No, it’s really not just a cutesy coincidence that the titles of the books in my trilogy reflect the angst we face today in our own runaway technologically evolving society. Religious fanatics sewing undetectable high-powered explosives into their underwear, sexual predators checking out pics of your kids on Facebook, multinational entertainment corporations brought to their knees by pirates swapping files on BitTorrent. The setting of the Jump 225 trilogy is not really supposed to be an accurate depiction of the future; it’s a funhouse mirror on the present, with a bit of pointed reflection of the dot-com era of the recent past.

For more info on Geosynchron, you can check out the website at http://www.geosynchron.net/, which includes the first eight chapters of the book. You might also want to read the Afterword to the Trilogy, straight from the back of the book, also published in full on the Geosynchron website.

Geosynchron will be officially released in stores this February. It’s available for pre-order now on Amazon, Barnes & Noble, Powell’s and IndieBound, among other places.
David Louis Edelman

3 commentaires:

Jonathan said...

http://diveintomark.org/archives/2009/11/02/why-do-we-have-an-img-element

(Trilogy sounds very cool, BTW)

Anonymous said...

I've been planning to get the first book in the series for awhile now. This is just more encouragement.

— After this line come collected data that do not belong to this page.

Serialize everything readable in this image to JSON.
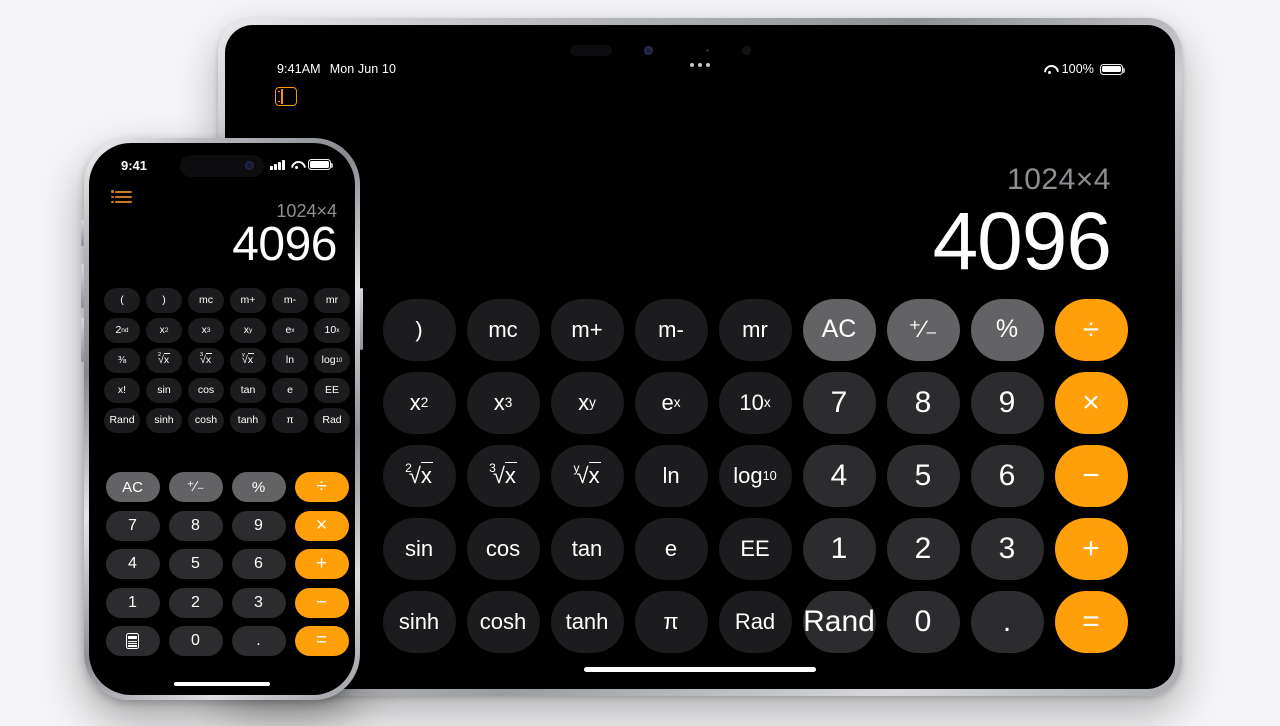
{
  "background_color": "#f5f5f7",
  "accent_color": "#ff9f0a",
  "ipad": {
    "status_bar": {
      "time": "9:41AM",
      "date": "Mon Jun 10",
      "battery_percent": "100%",
      "wifi_icon": "wifi-icon",
      "battery_icon": "battery-icon",
      "multitask_icon": "multitasking-dots-icon"
    },
    "sidebar_button_icon": "sidebar-toggle-icon",
    "display": {
      "expression": "1024×4",
      "result": "4096"
    },
    "keys": [
      {
        "label": ")",
        "type": "fn",
        "name": "close-paren"
      },
      {
        "label": "mc",
        "type": "fn",
        "name": "memory-clear"
      },
      {
        "label": "m+",
        "type": "fn",
        "name": "memory-add"
      },
      {
        "label": "m-",
        "type": "fn",
        "name": "memory-subtract"
      },
      {
        "label": "mr",
        "type": "fn",
        "name": "memory-recall"
      },
      {
        "label": "AC",
        "type": "util",
        "name": "all-clear"
      },
      {
        "label": "+/-",
        "type": "util",
        "name": "sign-toggle"
      },
      {
        "label": "%",
        "type": "util",
        "name": "percent"
      },
      {
        "label": "÷",
        "type": "op",
        "name": "divide"
      },
      {
        "label": "x2",
        "type": "fn",
        "name": "x-squared"
      },
      {
        "label": "x3",
        "type": "fn",
        "name": "x-cubed"
      },
      {
        "label": "xy",
        "type": "fn",
        "name": "x-power-y"
      },
      {
        "label": "ex",
        "type": "fn",
        "name": "e-power-x"
      },
      {
        "label": "10x",
        "type": "fn",
        "name": "ten-power-x"
      },
      {
        "label": "7",
        "type": "num",
        "name": "digit-7"
      },
      {
        "label": "8",
        "type": "num",
        "name": "digit-8"
      },
      {
        "label": "9",
        "type": "num",
        "name": "digit-9"
      },
      {
        "label": "×",
        "type": "op",
        "name": "multiply"
      },
      {
        "label": "2√x",
        "type": "fn",
        "name": "square-root"
      },
      {
        "label": "3√x",
        "type": "fn",
        "name": "cube-root"
      },
      {
        "label": "y√x",
        "type": "fn",
        "name": "y-root"
      },
      {
        "label": "ln",
        "type": "fn",
        "name": "natural-log"
      },
      {
        "label": "log10",
        "type": "fn",
        "name": "log-base-10"
      },
      {
        "label": "4",
        "type": "num",
        "name": "digit-4"
      },
      {
        "label": "5",
        "type": "num",
        "name": "digit-5"
      },
      {
        "label": "6",
        "type": "num",
        "name": "digit-6"
      },
      {
        "label": "−",
        "type": "op",
        "name": "subtract"
      },
      {
        "label": "sin",
        "type": "fn",
        "name": "sine"
      },
      {
        "label": "cos",
        "type": "fn",
        "name": "cosine"
      },
      {
        "label": "tan",
        "type": "fn",
        "name": "tangent"
      },
      {
        "label": "e",
        "type": "fn",
        "name": "euler-constant"
      },
      {
        "label": "EE",
        "type": "fn",
        "name": "exponent-entry"
      },
      {
        "label": "1",
        "type": "num",
        "name": "digit-1"
      },
      {
        "label": "2",
        "type": "num",
        "name": "digit-2"
      },
      {
        "label": "3",
        "type": "num",
        "name": "digit-3"
      },
      {
        "label": "+",
        "type": "op",
        "name": "add"
      },
      {
        "label": "sinh",
        "type": "fn",
        "name": "hyperbolic-sine"
      },
      {
        "label": "cosh",
        "type": "fn",
        "name": "hyperbolic-cosine"
      },
      {
        "label": "tanh",
        "type": "fn",
        "name": "hyperbolic-tangent"
      },
      {
        "label": "π",
        "type": "fn",
        "name": "pi"
      },
      {
        "label": "Rad",
        "type": "fn",
        "name": "radians-toggle"
      },
      {
        "label": "Rand",
        "type": "num",
        "name": "random"
      },
      {
        "label": "0",
        "type": "num",
        "name": "digit-0"
      },
      {
        "label": ".",
        "type": "num",
        "name": "decimal-point"
      },
      {
        "label": "=",
        "type": "op",
        "name": "equals"
      }
    ]
  },
  "iphone": {
    "status_bar": {
      "time": "9:41",
      "signal_icon": "cellular-signal-icon",
      "wifi_icon": "wifi-icon",
      "battery_icon": "battery-icon"
    },
    "menu_button_icon": "list-menu-icon",
    "display": {
      "expression": "1024×4",
      "result": "4096"
    },
    "sci_keys": [
      {
        "label": "(",
        "name": "open-paren"
      },
      {
        "label": ")",
        "name": "close-paren"
      },
      {
        "label": "mc",
        "name": "memory-clear"
      },
      {
        "label": "m+",
        "name": "memory-add"
      },
      {
        "label": "m-",
        "name": "memory-subtract"
      },
      {
        "label": "mr",
        "name": "memory-recall"
      },
      {
        "label": "2nd",
        "name": "second-function"
      },
      {
        "label": "x2",
        "name": "x-squared"
      },
      {
        "label": "x3",
        "name": "x-cubed"
      },
      {
        "label": "xy",
        "name": "x-power-y"
      },
      {
        "label": "ex",
        "name": "e-power-x"
      },
      {
        "label": "10x",
        "name": "ten-power-x"
      },
      {
        "label": "1/x",
        "name": "reciprocal"
      },
      {
        "label": "2√x",
        "name": "square-root"
      },
      {
        "label": "3√x",
        "name": "cube-root"
      },
      {
        "label": "y√x",
        "name": "y-root"
      },
      {
        "label": "ln",
        "name": "natural-log"
      },
      {
        "label": "log10",
        "name": "log-base-10"
      },
      {
        "label": "x!",
        "name": "factorial"
      },
      {
        "label": "sin",
        "name": "sine"
      },
      {
        "label": "cos",
        "name": "cosine"
      },
      {
        "label": "tan",
        "name": "tangent"
      },
      {
        "label": "e",
        "name": "euler-constant"
      },
      {
        "label": "EE",
        "name": "exponent-entry"
      },
      {
        "label": "Rand",
        "name": "random"
      },
      {
        "label": "sinh",
        "name": "hyperbolic-sine"
      },
      {
        "label": "cosh",
        "name": "hyperbolic-cosine"
      },
      {
        "label": "tanh",
        "name": "hyperbolic-tangent"
      },
      {
        "label": "π",
        "name": "pi"
      },
      {
        "label": "Rad",
        "name": "radians-toggle"
      }
    ],
    "pad_keys": [
      {
        "label": "AC",
        "type": "util",
        "name": "all-clear"
      },
      {
        "label": "+/-",
        "type": "util",
        "name": "sign-toggle"
      },
      {
        "label": "%",
        "type": "util",
        "name": "percent"
      },
      {
        "label": "÷",
        "type": "op",
        "name": "divide"
      },
      {
        "label": "7",
        "type": "num",
        "name": "digit-7"
      },
      {
        "label": "8",
        "type": "num",
        "name": "digit-8"
      },
      {
        "label": "9",
        "type": "num",
        "name": "digit-9"
      },
      {
        "label": "×",
        "type": "op",
        "name": "multiply"
      },
      {
        "label": "4",
        "type": "num",
        "name": "digit-4"
      },
      {
        "label": "5",
        "type": "num",
        "name": "digit-5"
      },
      {
        "label": "6",
        "type": "num",
        "name": "digit-6"
      },
      {
        "label": "+",
        "type": "op",
        "name": "add"
      },
      {
        "label": "1",
        "type": "num",
        "name": "digit-1"
      },
      {
        "label": "2",
        "type": "num",
        "name": "digit-2"
      },
      {
        "label": "3",
        "type": "num",
        "name": "digit-3"
      },
      {
        "label": "−",
        "type": "op",
        "name": "subtract"
      },
      {
        "label": "calculator-icon",
        "type": "num",
        "name": "calculator-mode"
      },
      {
        "label": "0",
        "type": "num",
        "name": "digit-0"
      },
      {
        "label": ".",
        "type": "num",
        "name": "decimal-point"
      },
      {
        "label": "=",
        "type": "op",
        "name": "equals"
      }
    ]
  }
}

On “IMG”-- Considering the programming propensity for easter eggs, I find the initialism formed by the titles not the least bit cheesy. And it also seems quite appropriate to the context.

RedEyedGhost said...

Great post, David!

This is such an interesting series, and fans of sci-fi definitely should check it out!

It's not balls-to-the-wall action sci-fi; it's one that you'll have to slap the thinking cap on for.

I've got Geosychron on the shelf, and I'll be reading it sometime in March or April.